KEZBAN KONUKÇU (İstanbul) - Sen laf atarken iyiydi ya!
BAŞKAN - Sayın milletvekilleri...
EJDER AÇIKKAPI (Elâzığ) - Ne zorunuza gidiyor? Doğruları duymak zorunuza gidiyor sizin. Bakın, doğruları konuşmak zorunuza gidiyor sizin!
NEVROZ UYSAL ASLAN (Şırnak) - Algı yaratmayın, algı yaratmayın.
ÖZLEM ZENGİN (İstanbul) - Lütfen artık! O arkadaşların derdi nedir? Ciyak, ciyak, ciyak...
KEZBAN KONUKÇU (İstanbul) - Sinirlerine hâkim olsana, sinirlerine. Daha çok laf duyacaksın bizden, biraz sinirlerine hâkim ol.
NEVROZ UYSAL ASLAN (Şırnak) - Aynı doğruları biz söyleyince oradan bakıyorsunuz.
EJDER AÇIKKAPI (Elâzığ) - Doğruları konuşmak zorunuza gidiyor! (AK PARTİ ve DEM PARTİ sıraları arasında karşılıklı laf atmalar, gürültüler)
KEZBAN KONUKÇU (İstanbul) - Daha bitmedi bu konu, bitmedi. Biraz sakin ol, sakinleştirici falan al! (AK PARTİ ve DEM PARTİ sıraları arasında karşılıklı laf atmalar, gürültüler)
SÜMEYYE BOZ (Muş) - Gerçekleri duyunca sinirleniyorsunuz.
ÖZLEM ZENGİN (İstanbul) - Paşa gönlüm kimi istiyorsa onu alkışlarım! Hayret bir şey ya!

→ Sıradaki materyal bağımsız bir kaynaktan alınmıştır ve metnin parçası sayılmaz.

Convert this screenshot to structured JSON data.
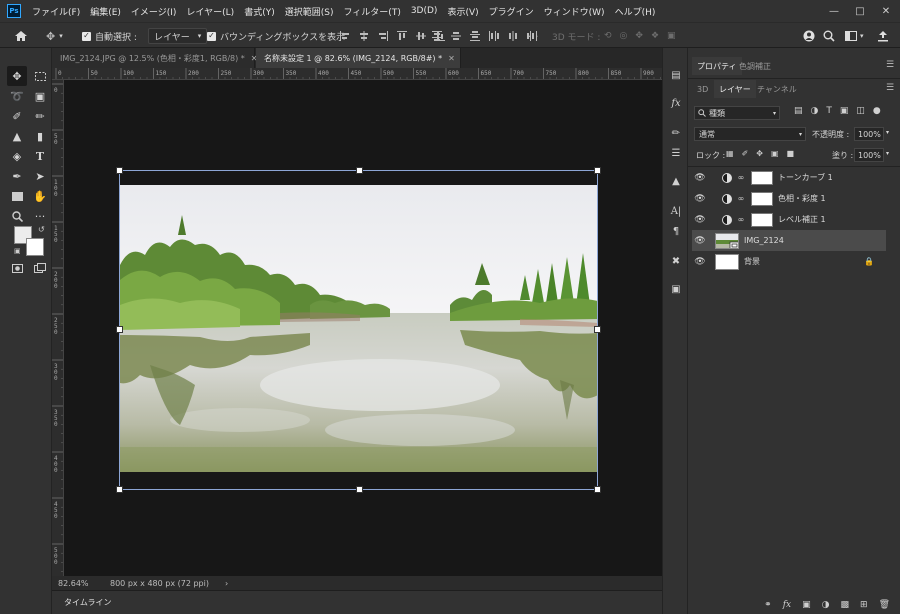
{
  "app": {
    "logo": "Ps"
  },
  "menu": [
    "ファイル(F)",
    "編集(E)",
    "イメージ(I)",
    "レイヤー(L)",
    "書式(Y)",
    "選択範囲(S)",
    "フィルター(T)",
    "3D(D)",
    "表示(V)",
    "プラグイン",
    "ウィンドウ(W)",
    "ヘルプ(H)"
  ],
  "options": {
    "auto_select_label": "自動選択 :",
    "auto_select_target": "レイヤー",
    "bounding_box_label": "バウンディングボックスを表示",
    "mode_3d_label": "3D モード :"
  },
  "tabs": [
    {
      "label": "IMG_2124.JPG @ 12.5% (色相・彩度1, RGB/8) *",
      "active": false
    },
    {
      "label": "名称未設定 1 @ 82.6% (IMG_2124, RGB/8#) *",
      "active": true
    }
  ],
  "rulers": {
    "top": [
      "0",
      "50",
      "100",
      "150",
      "200",
      "250",
      "300",
      "350",
      "400",
      "450",
      "500",
      "550",
      "600",
      "650",
      "700",
      "750",
      "800",
      "850",
      "900"
    ],
    "left": [
      "0",
      "50",
      "100",
      "150",
      "200",
      "250",
      "300",
      "350",
      "400",
      "450",
      "500"
    ]
  },
  "status": {
    "zoom": "82.64%",
    "doc_info": "800 px x 480 px (72 ppi)",
    "arrow": "›"
  },
  "timeline_label": "タイムライン",
  "panel": {
    "top_tabs": [
      "プロパティ",
      "色調補正"
    ],
    "sub_tabs": [
      "3D",
      "レイヤー",
      "チャンネル"
    ],
    "filter_kind": "種類",
    "blend_mode": "通常",
    "opacity_label": "不透明度 :",
    "opacity_value": "100%",
    "lock_label": "ロック :",
    "fill_label": "塗り :",
    "fill_value": "100%"
  },
  "layers": [
    {
      "name": "トーンカーブ 1",
      "type": "adjustment",
      "selected": false
    },
    {
      "name": "色相・彩度 1",
      "type": "adjustment",
      "selected": false
    },
    {
      "name": "レベル補正 1",
      "type": "adjustment",
      "selected": false
    },
    {
      "name": "IMG_2124",
      "type": "smart",
      "selected": true
    },
    {
      "name": "背景",
      "type": "background",
      "selected": false
    }
  ],
  "colors": {
    "accent": "#31a8ff",
    "selected_layer": "#4b4b4b",
    "panel_bg": "#323232",
    "canvas_bg": "#171717"
  }
}
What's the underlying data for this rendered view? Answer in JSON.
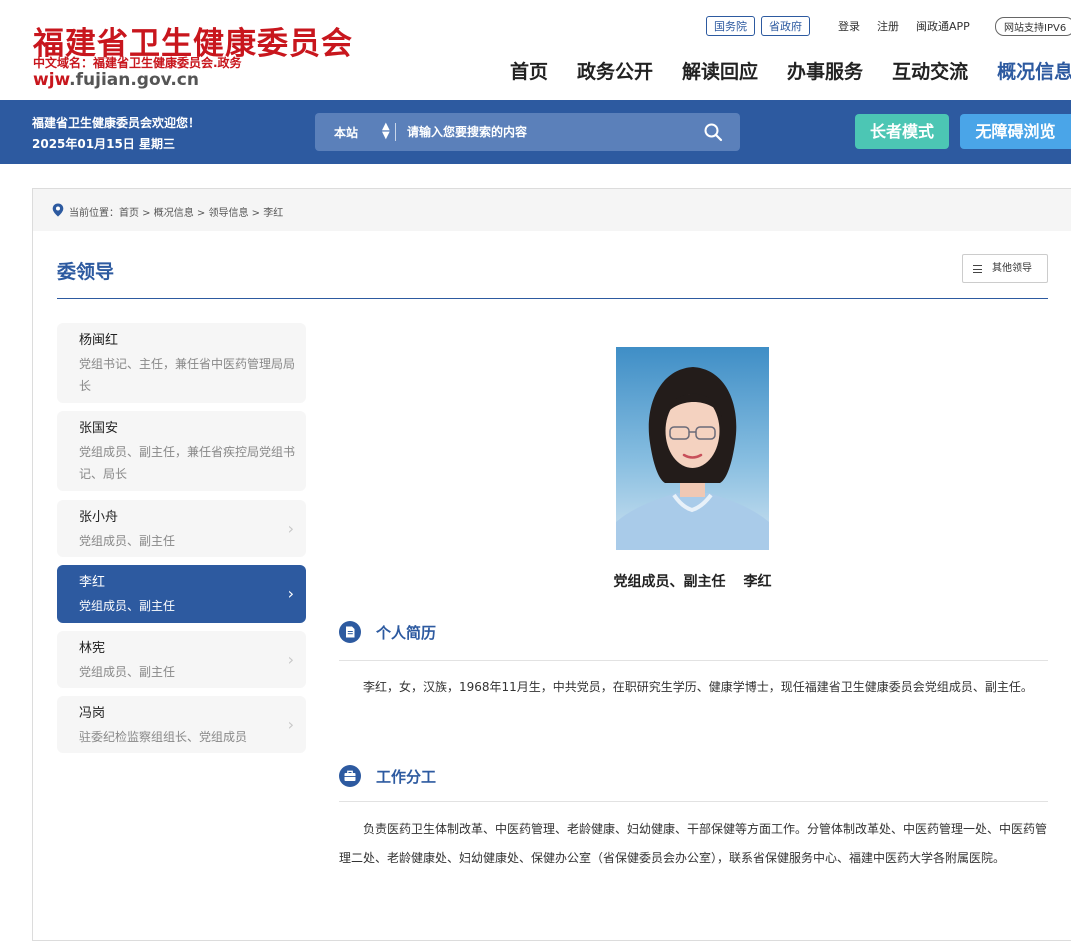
{
  "header": {
    "site_title": "福建省卫生健康委员会",
    "domain_cn": "中文域名：福建省卫生健康委员会.政务",
    "domain_url_w": "wjw",
    "domain_url_rest": ".fujian.gov.cn",
    "pill_links": [
      "国务院",
      "省政府"
    ],
    "top_links": [
      "登录",
      "注册",
      "闽政通APP"
    ],
    "ipv6": "网站支持IPV6",
    "nav": [
      "首页",
      "政务公开",
      "解读回应",
      "办事服务",
      "互动交流",
      "概况信息"
    ],
    "nav_active_index": 5
  },
  "bar": {
    "welcome": "福建省卫生健康委员会欢迎您！",
    "date": "2025年01月15日 星期三",
    "search_scope": "本站",
    "search_placeholder": "请输入您要搜索的内容",
    "elder_mode": "长者模式",
    "accessible": "无障碍浏览"
  },
  "breadcrumb": "当前位置：首页 > 概况信息 > 领导信息 > 李红",
  "section": {
    "title": "委领导",
    "other_leaders_button": "其他领导"
  },
  "leaders": [
    {
      "name": "杨闽红",
      "role": "党组书记、主任，兼任省中医药管理局局长"
    },
    {
      "name": "张国安",
      "role": "党组成员、副主任，兼任省疾控局党组书记、局长"
    },
    {
      "name": "张小舟",
      "role": "党组成员、副主任"
    },
    {
      "name": "李红",
      "role": "党组成员、副主任"
    },
    {
      "name": "林宪",
      "role": "党组成员、副主任"
    },
    {
      "name": "冯岗",
      "role": "驻委纪检监察组组长、党组成员"
    }
  ],
  "active_leader_index": 3,
  "profile": {
    "caption_title": "党组成员、副主任",
    "caption_name": "李红",
    "bio_heading": "个人简历",
    "bio": "李红，女，汉族，1968年11月生，中共党员，在职研究生学历、健康学博士，现任福建省卫生健康委员会党组成员、副主任。",
    "duty_heading": "工作分工",
    "duty": "负责医药卫生体制改革、中医药管理、老龄健康、妇幼健康、干部保健等方面工作。分管体制改革处、中医药管理一处、中医药管理二处、老龄健康处、妇幼健康处、保健办公室（省保健委员会办公室），联系省保健服务中心、福建中医药大学各附属医院。"
  },
  "colors": {
    "brand_red": "#c8161d",
    "brand_blue": "#2d5aa0",
    "elder_green": "#4cc6b4",
    "access_blue": "#4aa5e8"
  }
}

Milletvekilini alkışlıyorum, paşa gönlüm istiyor, alkışlıyorum. (AK PARTİ sıralarından alkışlar)
BAŞKAN - Şimdi, bir açık gerçeği ifade etmek istiyorum: Bağıran milletvekillerine benim hâkim olmam mümkün değil çünkü bağıran milletvekili kendi kendine hâkim değil.
Buyurun.
GÜRSEL EROL (Devamla) - Süremi yeniden başlatabilir misiniz?
BAŞKAN - Başlatacağım.
GÜRSEL EROL (Devamla) - Teşekkür ederim.
BAŞKAN - Bak, demin söylediğim şey önemli; ben bağıran bir milletvekilini susturamam. Neden? Çünkü milletvekili kendine hâkim değil ki bağırıyor. Grup Başkan Vekili çıkıp düşüncelerini ifade ediyor ve...
GÜLÜSTAN KILIÇ KOÇYİĞİT (Kars) - Ona da izin vermiyorlar Sayın Başkanım.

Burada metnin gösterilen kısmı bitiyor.